Tuesday, May 13, 2008

ADD Blogging

  • I hope you all have taken note of the new header above, made by the wonderful Calliope. If you want one, sidle on over and let her know, and maybe the two of you can come to some kind of agreement. It's for a great cause. :D Don't blame her for the non-change in layout, though; that's all on my head.
  • Two hours and fifteen minutes until I go home. Got in early and worked through lunch so that I can get in some quality time with el poopy before bringing him to the vet to have his manhood removed.
  • But after I drop him off, I get to go to the best grocery store ever, just for fun.
  • I am killing so many trees for work lately it makes me feel very ashamed. The "funny" part is that they're the same documents for different people, all printed off of an online archive, because we're supposed to be working towards a paperless society. har.
  • I'm so. freaking. tired. I napped Sunday, and then passed out at 7:15. I fell asleep last night at 9something, and aside from half an hour or so around 11, was out for the night. So why do I feel like somebody hit me with the tired stick? It's too early for it to mean anything fun.
  • I don't know if I'll make it the next week and a half without looking at my thermometer, or threatening S with bodily harm if she doesn't show me my temps.
  • I had this for lunch today, and it was quite possibly the tastiest frozen pizza I've ever eaten. Ever. I finished it and wanted another.
  • We've decided to go with Rhode Island for our trip. And we even get to bring the dog.

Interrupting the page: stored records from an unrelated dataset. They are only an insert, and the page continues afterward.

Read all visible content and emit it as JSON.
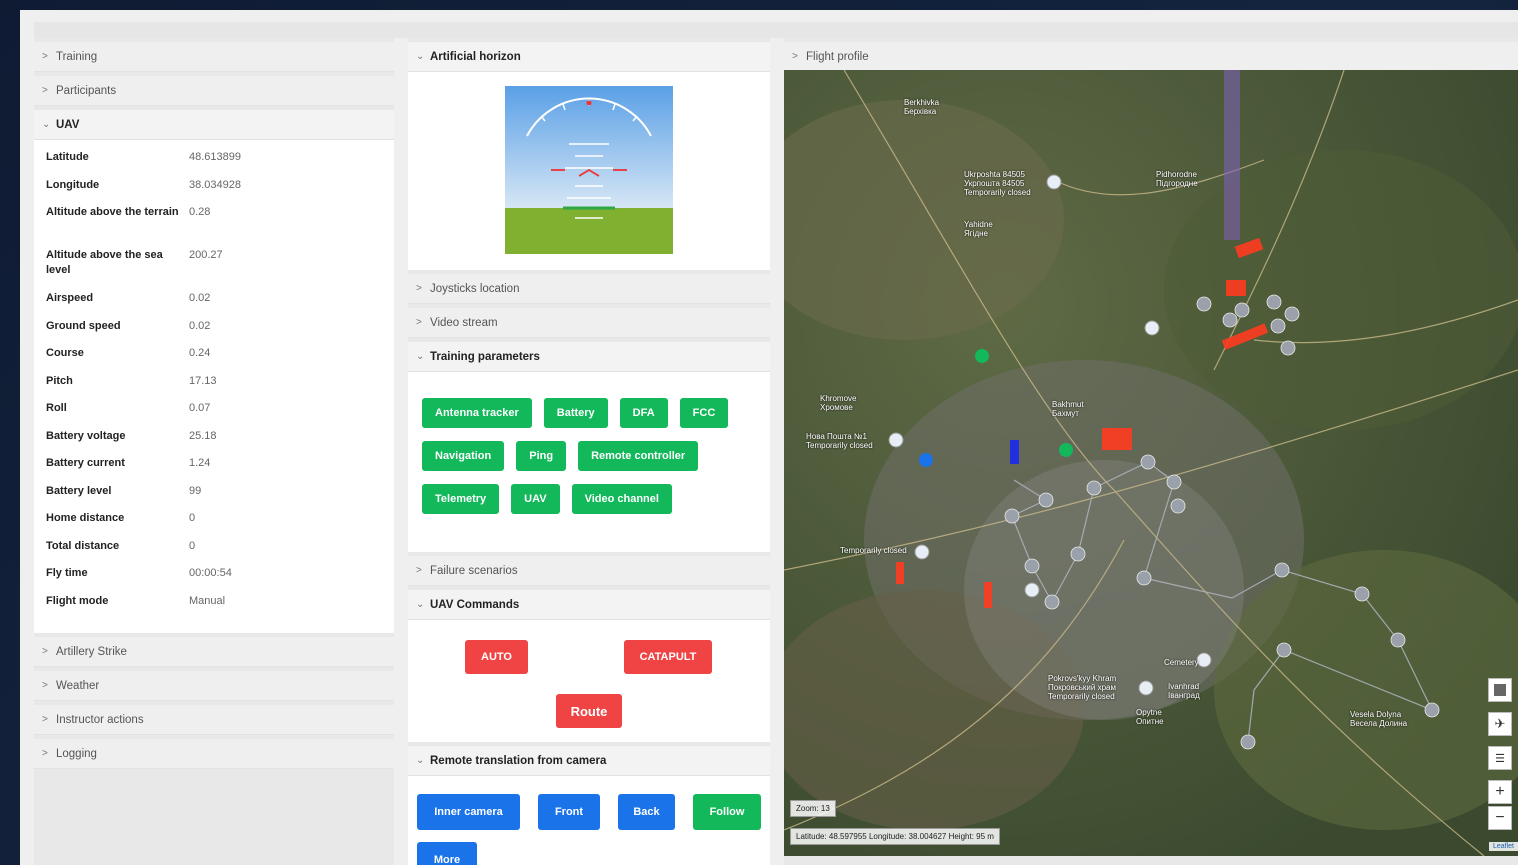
{
  "left": {
    "top_sections": [
      {
        "label": "Training",
        "open": false
      },
      {
        "label": "Participants",
        "open": false
      },
      {
        "label": "UAV",
        "open": true
      }
    ],
    "uav_fields": [
      {
        "label": "Latitude",
        "value": "48.613899"
      },
      {
        "label": "Longitude",
        "value": "38.034928"
      },
      {
        "label": "Altitude above the terrain",
        "value": "0.28"
      },
      {
        "label": "Altitude above the sea level",
        "value": "200.27"
      },
      {
        "label": "Airspeed",
        "value": "0.02"
      },
      {
        "label": "Ground speed",
        "value": "0.02"
      },
      {
        "label": "Course",
        "value": "0.24"
      },
      {
        "label": "Pitch",
        "value": "17.13"
      },
      {
        "label": "Roll",
        "value": "0.07"
      },
      {
        "label": "Battery voltage",
        "value": "25.18"
      },
      {
        "label": "Battery current",
        "value": "1.24"
      },
      {
        "label": "Battery level",
        "value": "99"
      },
      {
        "label": "Home distance",
        "value": "0"
      },
      {
        "label": "Total distance",
        "value": "0"
      },
      {
        "label": "Fly time",
        "value": "00:00:54"
      },
      {
        "label": "Flight mode",
        "value": "Manual"
      }
    ],
    "bottom_sections": [
      {
        "label": "Artillery Strike"
      },
      {
        "label": "Weather"
      },
      {
        "label": "Instructor actions"
      },
      {
        "label": "Logging"
      }
    ]
  },
  "mid": {
    "artificial_horizon": "Artificial horizon",
    "joysticks": "Joysticks location",
    "video_stream": "Video stream",
    "training_parameters": {
      "title": "Training parameters",
      "rows": [
        [
          "Antenna tracker",
          "Battery",
          "DFA",
          "FCC"
        ],
        [
          "Navigation",
          "Ping",
          "Remote controller"
        ],
        [
          "Telemetry",
          "UAV",
          "Video channel"
        ]
      ]
    },
    "failure_scenarios": "Failure scenarios",
    "uav_commands": {
      "title": "UAV Commands",
      "auto": "AUTO",
      "catapult": "CATAPULT",
      "route": "Route"
    },
    "remote_translation": {
      "title": "Remote translation from camera",
      "inner_camera": "Inner camera",
      "front": "Front",
      "back": "Back",
      "follow": "Follow",
      "more": "More"
    }
  },
  "right": {
    "flight_profile": "Flight profile",
    "zoom": "Zoom: 13",
    "coords": "Latitude: 48.597955 Longitude: 38.004627 Height: 95 m",
    "attribution": "Leaflet",
    "labels": {
      "berkhivka": "Berkhivka",
      "berkhivka_uk": "Берхівка",
      "ukrposhta": "Ukrposhta 84505",
      "ukrposhta_uk": "Укрпошта 84505",
      "temp_closed": "Temporarily closed",
      "pidhorodne": "Pidhorodne",
      "pidhorodne_uk": "Підгородне",
      "yahidne": "Yahidne",
      "yahidne_uk": "Ягідне",
      "khromove": "Khromove",
      "khromove_uk": "Хромове",
      "nova_poshta": "Нова Пошта №1",
      "nova_temp": "Temporarily closed",
      "bakhmut": "Bakhmut",
      "bakhmut_uk": "Бахмут",
      "temp_closed2": "Temporarily closed",
      "cemetery": "Cemetery",
      "pokrovs": "Pokrovs'kyy Khram",
      "pokrovs_uk": "Покровський храм",
      "pokrovs_temp": "Temporarily closed",
      "ivanhrad": "Ivanhrad",
      "ivanhrad_uk": "Іванград",
      "opytne": "Opytne",
      "opytne_uk": "Опитне",
      "vesela": "Vesela Dolyna",
      "vesela_uk": "Весела Долина"
    }
  }
}
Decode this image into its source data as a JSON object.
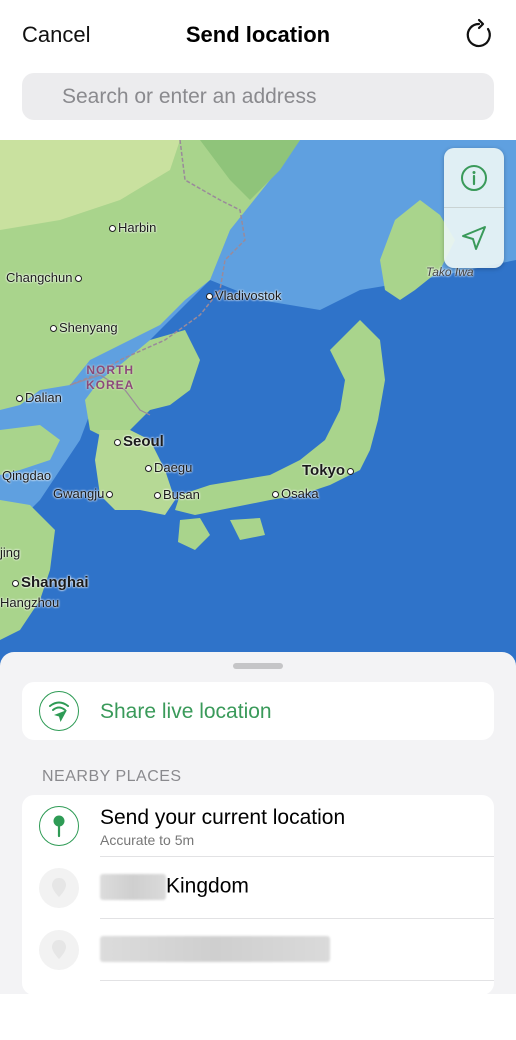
{
  "header": {
    "cancel_label": "Cancel",
    "title": "Send location"
  },
  "search": {
    "placeholder": "Search or enter an address"
  },
  "map": {
    "labels": {
      "harbin": "Harbin",
      "changchun": "Changchun",
      "vladivostok": "Vladivostok",
      "shenyang": "Shenyang",
      "north_korea_1": "NORTH",
      "north_korea_2": "KOREA",
      "dalian": "Dalian",
      "seoul": "Seoul",
      "qingdao": "Qingdao",
      "daegu": "Daegu",
      "gwangju": "Gwangju",
      "busan": "Busan",
      "tokyo": "Tokyo",
      "osaka": "Osaka",
      "shanghai": "Shanghai",
      "hangzhou": "Hangzhou",
      "jing": "jing",
      "tako_iwa": "Tako Iwa"
    },
    "colors": {
      "land": "#a9d48c",
      "sea": "#2f73c9",
      "shallow": "#5fa0e0"
    }
  },
  "sheet": {
    "share_live_label": "Share live location",
    "section_title": "NEARBY PLACES",
    "current": {
      "title": "Send your current location",
      "subtitle": "Accurate to 5m"
    },
    "places": [
      {
        "name": "Kingdom"
      }
    ]
  },
  "accent_color": "#3a9a5a"
}
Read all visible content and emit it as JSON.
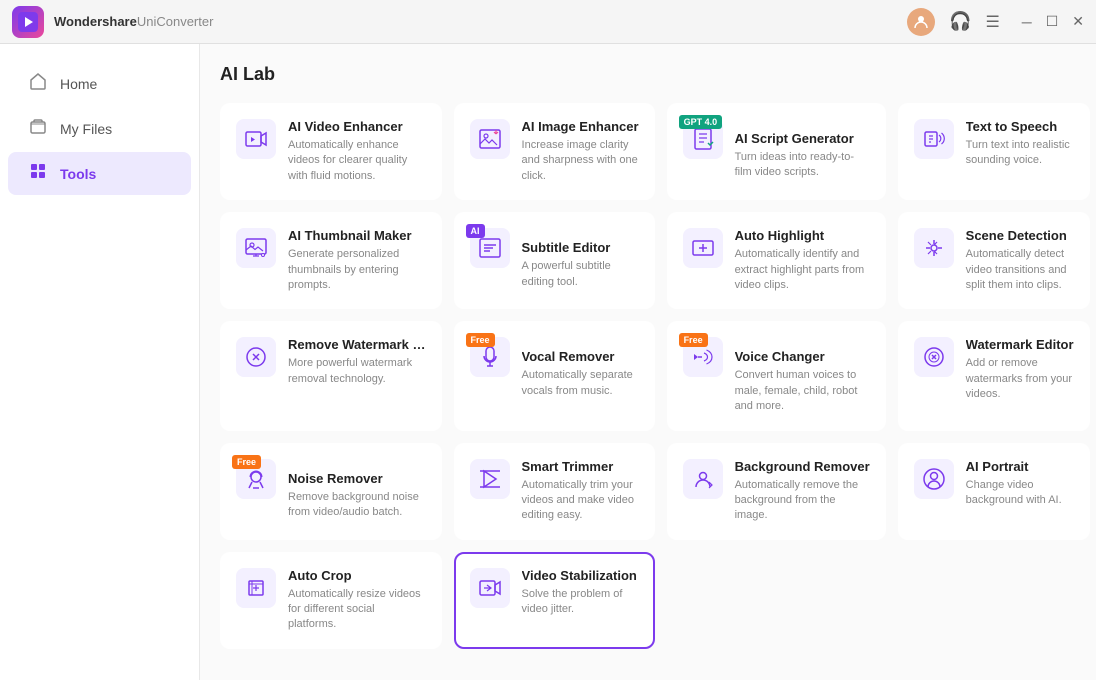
{
  "app": {
    "name": "Wondershare",
    "sub_name": "UniConverter",
    "logo_text": "▶"
  },
  "titlebar": {
    "avatar_text": "👤",
    "headset_text": "🎧",
    "menu_text": "☰",
    "minimize_text": "─",
    "maximize_text": "☐",
    "close_text": "✕"
  },
  "sidebar": {
    "items": [
      {
        "id": "home",
        "label": "Home",
        "icon": "⌂",
        "active": false
      },
      {
        "id": "my-files",
        "label": "My Files",
        "icon": "📁",
        "active": false
      },
      {
        "id": "tools",
        "label": "Tools",
        "icon": "🔧",
        "active": true
      }
    ]
  },
  "page": {
    "title": "AI Lab"
  },
  "tools": [
    {
      "id": "ai-video-enhancer",
      "name": "AI Video Enhancer",
      "desc": "Automatically enhance videos for clearer quality with fluid motions.",
      "icon": "▶",
      "badge": null,
      "selected": false
    },
    {
      "id": "ai-image-enhancer",
      "name": "AI Image Enhancer",
      "desc": "Increase image clarity and sharpness with one click.",
      "icon": "🖼",
      "badge": null,
      "selected": false
    },
    {
      "id": "ai-script-generator",
      "name": "AI Script Generator",
      "desc": "Turn ideas into ready-to-film video scripts.",
      "icon": "▶",
      "badge": "gpt",
      "badge_text": "GPT 4.0",
      "selected": false
    },
    {
      "id": "text-to-speech",
      "name": "Text to Speech",
      "desc": "Turn text into realistic sounding voice.",
      "icon": "🔊",
      "badge": null,
      "selected": false
    },
    {
      "id": "ai-thumbnail-maker",
      "name": "AI Thumbnail Maker",
      "desc": "Generate personalized thumbnails by entering prompts.",
      "icon": "🖼",
      "badge": null,
      "selected": false
    },
    {
      "id": "subtitle-editor",
      "name": "Subtitle Editor",
      "desc": "A powerful subtitle editing tool.",
      "icon": "T",
      "badge": "ai",
      "badge_text": "AI",
      "selected": false
    },
    {
      "id": "auto-highlight",
      "name": "Auto Highlight",
      "desc": "Automatically identify and extract highlight parts from video clips.",
      "icon": "✦",
      "badge": null,
      "selected": false
    },
    {
      "id": "scene-detection",
      "name": "Scene Detection",
      "desc": "Automatically detect video transitions and split them into clips.",
      "icon": "↔",
      "badge": null,
      "selected": false
    },
    {
      "id": "remove-watermark",
      "name": "Remove Watermark …",
      "desc": "More powerful watermark removal technology.",
      "icon": "⊙",
      "badge": null,
      "selected": false
    },
    {
      "id": "vocal-remover",
      "name": "Vocal Remover",
      "desc": "Automatically separate vocals from music.",
      "icon": "♪",
      "badge": "free",
      "badge_text": "Free",
      "selected": false
    },
    {
      "id": "voice-changer",
      "name": "Voice Changer",
      "desc": "Convert human voices to male, female, child, robot and more.",
      "icon": "🔈",
      "badge": "free",
      "badge_text": "Free",
      "selected": false
    },
    {
      "id": "watermark-editor",
      "name": "Watermark Editor",
      "desc": "Add or remove watermarks from your videos.",
      "icon": "⊙",
      "badge": null,
      "selected": false
    },
    {
      "id": "noise-remover",
      "name": "Noise Remover",
      "desc": "Remove background noise from video/audio batch.",
      "icon": "🎧",
      "badge": "free",
      "badge_text": "Free",
      "selected": false
    },
    {
      "id": "smart-trimmer",
      "name": "Smart Trimmer",
      "desc": "Automatically trim your videos and make video editing easy.",
      "icon": "✂",
      "badge": null,
      "selected": false
    },
    {
      "id": "background-remover",
      "name": "Background Remover",
      "desc": "Automatically remove the background from the image.",
      "icon": "👤",
      "badge": null,
      "selected": false
    },
    {
      "id": "ai-portrait",
      "name": "AI Portrait",
      "desc": "Change video background with AI.",
      "icon": "⊙",
      "badge": null,
      "selected": false
    },
    {
      "id": "auto-crop",
      "name": "Auto Crop",
      "desc": "Automatically resize videos for different social platforms.",
      "icon": "▶",
      "badge": null,
      "selected": false
    },
    {
      "id": "video-stabilization",
      "name": "Video Stabilization",
      "desc": "Solve the problem of video jitter.",
      "icon": "🎬",
      "badge": null,
      "selected": true
    }
  ]
}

If he ever forgives us for what happens tomorrow, that is.
  • I had something else to go in this bullet point, but I've forgotten what it was.
  • Odds that I'll manage to clean up around the house tonight, with the puppy and the wife gone? (Wife I'm picking up tonight, as opposed to puppy who is gone until tomorrow night.)
  • I still want to write my post about adoption.
  • I also have posts about my brother, and support groups, and grieving, and time.
  • Odds ANY of those posts will get written?
  • Oh! And the post about how my aunt didn't invite S and I to my cousin's graduation party.

Okay. That was enough of a smoke break. Back to killing trees.